Alveolar kemiği içeren diş destek dokularının tamamını etkileyebilen ilerleyici ve yıkıcı bir hastalık olan periodontitis tedavi edilmezse, dişin sallanmasına ve ardından dişin kaybına neden olan bir hastalıktır. Bu hastalıkla ilişkili bakteriler diş eti altındaki bölgelere kolonizasyona sebep olma, konak savunma sisteminden kaçabilme, savunma sistemine direnç ve doku yıkımı oluşturmaları gibi çeşitli zararlı özelliklere sahiptir.
Probiyotiklerin diş eti iltihabının önlenmesi veya tedavisine etkisi üzerine yapılan çalışmalarda diş eti problemi olan hastalarda 14 gün probiyotik içeren sakız kullanımından sonra plak indeksinin düştüğü gözlemlenmiştir. Benzer araştırmalarda dört gün boyunca probiyotik içeren pastillerin emilmesi bütün hastalarda plak indeksi, diş eti indeksi ve sondlamada kanama gibi klinik parametrelerde ilerleme sağlamıştır.
Probiyotikler erişkin ve çocuklarda aynı amaçlarla kullanılmaktadır. Toplam 15 gün periyodlarla yapılan ağız flora bakımı uygulanmalıdır. Öncelikle diş taşları ve diş yüzeyinde tabakalaşmış plak, diş hekiminiz tarafından profesyonel olarak temizlenmelidir. Aynı seansta probiyotiğiniz diş etlerinize uygulanır. Daha sonrasında özellikle gece yatmadan önce dişlerinizi florsüz diş macunu ile fırçalanmalıdır. Diş ipi ile de ara yüzler temizlemelidir. Eğer bu işlemler doğru yapılırsa diş etlerinde kanama görülür. Kanayan diş etleri için demlenmiş soğutulmuş doğal anti bakteriyel adaçayı ile yutmadan gargara yapılmalıdır. İçerisinde ağız içi flora bakteri kombinasyonu bulunan probiyotik parmak uçlarıyla dişetlerinin dibine masaj yapılarak iyice yedirilmeli, yıkamadan uyunmalıdır.
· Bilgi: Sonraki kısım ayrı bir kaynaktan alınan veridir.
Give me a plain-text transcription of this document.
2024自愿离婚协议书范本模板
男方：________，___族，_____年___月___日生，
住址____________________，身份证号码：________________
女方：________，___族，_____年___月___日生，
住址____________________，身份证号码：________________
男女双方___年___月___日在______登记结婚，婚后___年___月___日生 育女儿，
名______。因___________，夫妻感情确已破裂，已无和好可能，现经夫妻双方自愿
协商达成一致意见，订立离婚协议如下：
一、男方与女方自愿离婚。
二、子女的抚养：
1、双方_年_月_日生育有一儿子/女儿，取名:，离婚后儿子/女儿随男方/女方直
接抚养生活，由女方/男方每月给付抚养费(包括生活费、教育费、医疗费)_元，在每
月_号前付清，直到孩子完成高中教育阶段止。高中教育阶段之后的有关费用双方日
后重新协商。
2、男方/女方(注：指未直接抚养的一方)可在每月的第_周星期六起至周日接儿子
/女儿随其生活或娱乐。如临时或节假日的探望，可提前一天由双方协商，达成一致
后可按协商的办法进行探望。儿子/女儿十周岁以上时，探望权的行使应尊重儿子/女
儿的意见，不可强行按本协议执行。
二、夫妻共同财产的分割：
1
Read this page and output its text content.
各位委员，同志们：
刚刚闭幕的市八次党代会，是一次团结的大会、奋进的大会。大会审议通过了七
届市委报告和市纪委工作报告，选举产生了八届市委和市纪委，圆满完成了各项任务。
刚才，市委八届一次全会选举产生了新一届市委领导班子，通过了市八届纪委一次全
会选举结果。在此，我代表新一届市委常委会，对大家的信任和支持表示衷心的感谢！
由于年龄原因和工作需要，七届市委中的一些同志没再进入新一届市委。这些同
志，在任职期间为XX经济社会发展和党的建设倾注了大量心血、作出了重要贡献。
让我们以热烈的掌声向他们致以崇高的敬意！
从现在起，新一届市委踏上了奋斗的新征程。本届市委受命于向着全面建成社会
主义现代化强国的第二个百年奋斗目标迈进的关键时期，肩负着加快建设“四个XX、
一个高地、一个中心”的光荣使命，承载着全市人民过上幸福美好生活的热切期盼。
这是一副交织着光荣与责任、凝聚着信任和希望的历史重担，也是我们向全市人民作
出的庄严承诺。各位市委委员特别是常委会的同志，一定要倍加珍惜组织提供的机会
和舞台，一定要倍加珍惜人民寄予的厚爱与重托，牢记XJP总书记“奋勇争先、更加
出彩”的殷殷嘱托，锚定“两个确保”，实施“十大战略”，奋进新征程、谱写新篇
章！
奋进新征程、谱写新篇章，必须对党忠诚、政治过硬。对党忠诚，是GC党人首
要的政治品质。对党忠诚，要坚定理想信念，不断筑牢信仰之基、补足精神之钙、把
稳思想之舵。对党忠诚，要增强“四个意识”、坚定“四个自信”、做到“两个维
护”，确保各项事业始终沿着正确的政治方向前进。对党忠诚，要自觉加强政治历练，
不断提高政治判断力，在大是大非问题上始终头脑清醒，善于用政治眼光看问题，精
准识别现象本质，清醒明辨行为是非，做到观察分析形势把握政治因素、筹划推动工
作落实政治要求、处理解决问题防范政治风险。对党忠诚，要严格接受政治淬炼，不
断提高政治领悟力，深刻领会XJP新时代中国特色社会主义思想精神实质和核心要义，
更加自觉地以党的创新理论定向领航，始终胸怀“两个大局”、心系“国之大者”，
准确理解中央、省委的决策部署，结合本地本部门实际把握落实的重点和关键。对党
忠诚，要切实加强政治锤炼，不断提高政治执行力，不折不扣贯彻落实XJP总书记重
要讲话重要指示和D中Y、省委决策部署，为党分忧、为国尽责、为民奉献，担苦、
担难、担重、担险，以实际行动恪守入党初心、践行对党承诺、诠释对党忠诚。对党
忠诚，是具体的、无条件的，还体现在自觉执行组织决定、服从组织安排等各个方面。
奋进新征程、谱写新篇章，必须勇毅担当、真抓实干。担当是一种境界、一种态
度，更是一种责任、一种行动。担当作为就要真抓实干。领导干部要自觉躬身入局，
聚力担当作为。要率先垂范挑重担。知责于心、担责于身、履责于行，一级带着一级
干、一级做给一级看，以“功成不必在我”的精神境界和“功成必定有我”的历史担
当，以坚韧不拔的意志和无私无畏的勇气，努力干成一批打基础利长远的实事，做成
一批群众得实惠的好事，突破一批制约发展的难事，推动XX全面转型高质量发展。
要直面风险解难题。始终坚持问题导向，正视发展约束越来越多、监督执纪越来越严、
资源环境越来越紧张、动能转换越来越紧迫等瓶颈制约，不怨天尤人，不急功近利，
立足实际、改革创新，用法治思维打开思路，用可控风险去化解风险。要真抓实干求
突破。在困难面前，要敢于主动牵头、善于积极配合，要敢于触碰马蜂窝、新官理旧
Açılmış kanallardan; sağlıklı dost bakteri girişi sağlanacağından ağız florası eski pH’ına (5.5) kavuşur, diş eti enflamasyonu ve kanaması kesilir. Çürüğe neden olan bakterilerin üremesi durur. Ağız kokusuna neden olan bakterilerle kokuya neden olan uçucu sülfür oluşumu da engellenir.